Voltou ao computador, abriu o e-mail e, ainda sem respostas do marido, enviou uma segunda mensagem com apenas três palavras: “MANDE NOTÍCIAS URGENTE”. Depois de enviar, se arrependeu da frieza e mandou uma segunda mensagem, ainda mais curta: “AMO VOCÊ”. Durante horas ficou sentada na cadeira da sala, a atenção variando entre os plantões do jornal e o botão de atualização do seu navegador.  Nenhum deles lhe ofereceu nenhum conforto. Decidiu ir atrás dele na Inglaterra. Tentou comprar passagens em diversos sites, mas todos os aeroportos estavam   fechados   para minimizar o impacto e a área de infecção deste surto de gripe, ainda sem nome. Sentiu o desespero fechar sua garganta e os pulmões fraquejarem. De repente, os músculos cansados começaram a repuxar de dor novamente. Ela mastigou quatro comprimidos para dor de uma só vez e sentiu o efeito atingindo-a mais rapidamente desta vez.

Com as extremidades do corpo amortecendo, tentou focar a atenção novamente no noticiário, mas estava entorpecida demais para conseguir compreender tudo o que estava sendo transmitindo. Eram informações demais, rápidas demais para o seu consciente frágil absorver em tão pouco tempo.

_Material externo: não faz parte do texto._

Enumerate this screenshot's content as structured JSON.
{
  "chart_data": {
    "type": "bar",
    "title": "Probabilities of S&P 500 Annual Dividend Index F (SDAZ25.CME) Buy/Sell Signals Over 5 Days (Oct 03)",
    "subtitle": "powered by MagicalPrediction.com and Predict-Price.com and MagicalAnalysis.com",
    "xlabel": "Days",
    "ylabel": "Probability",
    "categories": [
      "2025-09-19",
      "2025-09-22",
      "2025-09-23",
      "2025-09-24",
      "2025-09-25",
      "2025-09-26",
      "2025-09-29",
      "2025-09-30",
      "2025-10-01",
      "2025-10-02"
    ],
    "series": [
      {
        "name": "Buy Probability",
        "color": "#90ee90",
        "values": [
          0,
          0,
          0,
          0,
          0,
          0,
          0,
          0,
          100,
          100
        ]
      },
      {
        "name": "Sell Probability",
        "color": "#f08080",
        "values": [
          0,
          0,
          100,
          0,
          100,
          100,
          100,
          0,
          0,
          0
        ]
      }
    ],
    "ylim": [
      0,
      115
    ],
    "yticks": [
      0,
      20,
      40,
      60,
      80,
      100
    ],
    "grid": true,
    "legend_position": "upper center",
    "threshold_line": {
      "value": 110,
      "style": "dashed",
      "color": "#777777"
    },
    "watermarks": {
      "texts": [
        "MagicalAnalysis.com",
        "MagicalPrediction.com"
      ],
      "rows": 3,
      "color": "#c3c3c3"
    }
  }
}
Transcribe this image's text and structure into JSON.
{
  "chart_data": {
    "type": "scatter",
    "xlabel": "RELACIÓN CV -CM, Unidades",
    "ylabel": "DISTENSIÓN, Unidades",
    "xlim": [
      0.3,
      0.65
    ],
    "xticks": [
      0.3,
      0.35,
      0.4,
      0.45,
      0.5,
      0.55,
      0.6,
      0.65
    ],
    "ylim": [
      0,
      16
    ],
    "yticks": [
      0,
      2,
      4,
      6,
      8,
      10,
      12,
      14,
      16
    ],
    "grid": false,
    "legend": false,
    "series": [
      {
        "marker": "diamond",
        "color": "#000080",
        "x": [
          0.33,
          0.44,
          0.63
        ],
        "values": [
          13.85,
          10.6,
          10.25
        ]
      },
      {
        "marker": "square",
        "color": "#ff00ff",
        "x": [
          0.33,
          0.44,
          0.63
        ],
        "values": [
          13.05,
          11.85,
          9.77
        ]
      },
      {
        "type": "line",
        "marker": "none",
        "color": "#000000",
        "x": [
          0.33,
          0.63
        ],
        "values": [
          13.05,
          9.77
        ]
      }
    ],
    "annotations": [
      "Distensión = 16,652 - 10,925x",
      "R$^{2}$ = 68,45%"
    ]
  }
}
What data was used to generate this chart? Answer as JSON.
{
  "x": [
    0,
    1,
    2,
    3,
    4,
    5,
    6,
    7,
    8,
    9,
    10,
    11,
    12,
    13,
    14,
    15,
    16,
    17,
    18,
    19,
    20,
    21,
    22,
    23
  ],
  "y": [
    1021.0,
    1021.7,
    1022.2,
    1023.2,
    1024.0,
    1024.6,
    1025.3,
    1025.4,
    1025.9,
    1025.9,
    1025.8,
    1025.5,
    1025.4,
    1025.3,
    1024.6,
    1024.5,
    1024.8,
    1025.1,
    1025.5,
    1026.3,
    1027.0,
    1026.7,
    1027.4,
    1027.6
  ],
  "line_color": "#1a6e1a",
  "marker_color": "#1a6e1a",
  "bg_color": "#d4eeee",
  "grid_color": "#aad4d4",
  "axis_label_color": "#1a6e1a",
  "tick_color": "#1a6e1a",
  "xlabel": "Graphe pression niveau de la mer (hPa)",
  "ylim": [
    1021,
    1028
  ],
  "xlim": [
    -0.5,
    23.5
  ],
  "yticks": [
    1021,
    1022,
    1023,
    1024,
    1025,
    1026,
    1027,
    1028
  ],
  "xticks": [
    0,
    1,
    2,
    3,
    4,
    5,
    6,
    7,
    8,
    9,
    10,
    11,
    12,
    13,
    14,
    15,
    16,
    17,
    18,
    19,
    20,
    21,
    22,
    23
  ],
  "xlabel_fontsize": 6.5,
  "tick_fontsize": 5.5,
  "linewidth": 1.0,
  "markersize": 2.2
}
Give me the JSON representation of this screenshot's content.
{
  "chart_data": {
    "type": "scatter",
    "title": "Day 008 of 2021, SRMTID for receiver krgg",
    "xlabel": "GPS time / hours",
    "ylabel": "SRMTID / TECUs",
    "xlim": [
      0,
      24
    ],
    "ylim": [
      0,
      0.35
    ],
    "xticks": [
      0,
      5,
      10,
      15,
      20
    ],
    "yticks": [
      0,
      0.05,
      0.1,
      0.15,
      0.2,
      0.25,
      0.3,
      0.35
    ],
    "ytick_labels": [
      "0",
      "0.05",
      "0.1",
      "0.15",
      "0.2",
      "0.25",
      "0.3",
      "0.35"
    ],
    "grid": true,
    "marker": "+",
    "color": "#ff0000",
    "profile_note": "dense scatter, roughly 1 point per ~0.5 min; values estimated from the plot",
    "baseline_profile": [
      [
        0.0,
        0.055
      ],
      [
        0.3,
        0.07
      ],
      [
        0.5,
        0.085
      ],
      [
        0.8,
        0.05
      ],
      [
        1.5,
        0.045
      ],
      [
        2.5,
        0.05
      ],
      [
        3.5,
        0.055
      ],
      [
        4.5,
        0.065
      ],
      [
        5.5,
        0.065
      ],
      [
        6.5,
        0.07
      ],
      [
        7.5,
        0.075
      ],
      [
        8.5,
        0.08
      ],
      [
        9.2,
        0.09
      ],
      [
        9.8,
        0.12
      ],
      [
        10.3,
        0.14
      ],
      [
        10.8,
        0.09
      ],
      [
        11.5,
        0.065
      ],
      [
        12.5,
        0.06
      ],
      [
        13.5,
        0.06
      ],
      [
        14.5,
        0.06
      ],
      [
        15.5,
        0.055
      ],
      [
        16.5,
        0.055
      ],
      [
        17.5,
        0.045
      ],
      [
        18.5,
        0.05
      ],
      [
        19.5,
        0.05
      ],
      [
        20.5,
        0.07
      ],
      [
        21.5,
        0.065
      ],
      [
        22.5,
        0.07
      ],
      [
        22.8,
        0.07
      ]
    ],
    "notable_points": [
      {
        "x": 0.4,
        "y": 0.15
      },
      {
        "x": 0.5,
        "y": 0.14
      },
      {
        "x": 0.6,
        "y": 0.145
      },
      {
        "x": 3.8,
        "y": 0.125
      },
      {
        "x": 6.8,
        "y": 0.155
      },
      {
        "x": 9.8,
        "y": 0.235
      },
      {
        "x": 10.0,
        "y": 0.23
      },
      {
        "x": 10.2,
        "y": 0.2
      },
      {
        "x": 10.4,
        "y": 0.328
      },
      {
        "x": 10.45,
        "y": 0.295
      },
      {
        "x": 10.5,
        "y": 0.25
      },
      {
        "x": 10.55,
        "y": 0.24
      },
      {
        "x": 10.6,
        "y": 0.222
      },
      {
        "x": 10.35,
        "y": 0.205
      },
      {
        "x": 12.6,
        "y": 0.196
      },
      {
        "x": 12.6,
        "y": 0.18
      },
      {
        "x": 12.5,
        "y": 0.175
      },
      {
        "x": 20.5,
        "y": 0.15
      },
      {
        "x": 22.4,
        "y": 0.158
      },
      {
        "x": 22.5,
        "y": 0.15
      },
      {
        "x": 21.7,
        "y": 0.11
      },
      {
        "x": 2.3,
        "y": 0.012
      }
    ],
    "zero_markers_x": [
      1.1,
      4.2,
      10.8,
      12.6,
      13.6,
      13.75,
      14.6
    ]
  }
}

Fez uma ultima tentativa vã de tentar concentrar sua atenção mas só conseguiu distinguir fragmentos de frases perdidas que transformaram seu estupor em tortura:

“Mortes confirmadas”.

 “Vírus mutável”.

“Igrejas repletas de doentes”.

“Aeroportos interditados”.

***          ***          ***

Abriu os olhos e sentiu a enxaqueca latejante que se instalara sob a têmpora esquerda. O corpo doía ainda, mas já estava acostumada com esses incômodos musculares. Teve que resistir à tentação de mastigar mais alguns comprimidos.   Levantou-se com dificuldade e sem ter ideia de quanto tempo havia dormido.  Em ondas vagarosas, as lembranças começaram a retornar para sua mente e, coberta por uma sensação aterrorizante de desespero repentino, levantou-se com pressa em direção ao computador e sentiu-se zonza, enjoada.  Superou os pequenos incômodos que a afligiam e apertou o botão de atualização do navegador de internet ansiosa.

Nenhuma resposta. Nada. Nenhuma palavra, sequer uma propaganda de vendas coletivas.  Olhou pela janela e encontrou as ruas praticamente vazias, exceto por algumas poucas almas que vagavam sem rumo na tarde chuvosa e cinzenta de outono. Desejou se entregar a angustia que a consumia, desejou deitar-se na cama em posição fetal e chorar uma prece silenciosa para que o mundo a engolisse.

Estava a um passo de sucumbir ao próprio desejo mórbido quando escutou as batidas violentas na porta de entrada. Surpresa com o próprio choque, ela olhou curiosa para o compensado de madeira clara que a separava da criatura forte e imponente que a chamava do outro lado, quase como se estivesse esperando que própria porta respondesse suas indagações quando escutou a voz masculina tão familiar que a embalou e protegeu-a de todos os seus temores em noites de pesadelos infantis:

“Querida? Querida? Querida, responda se estiver ai, é o papai!”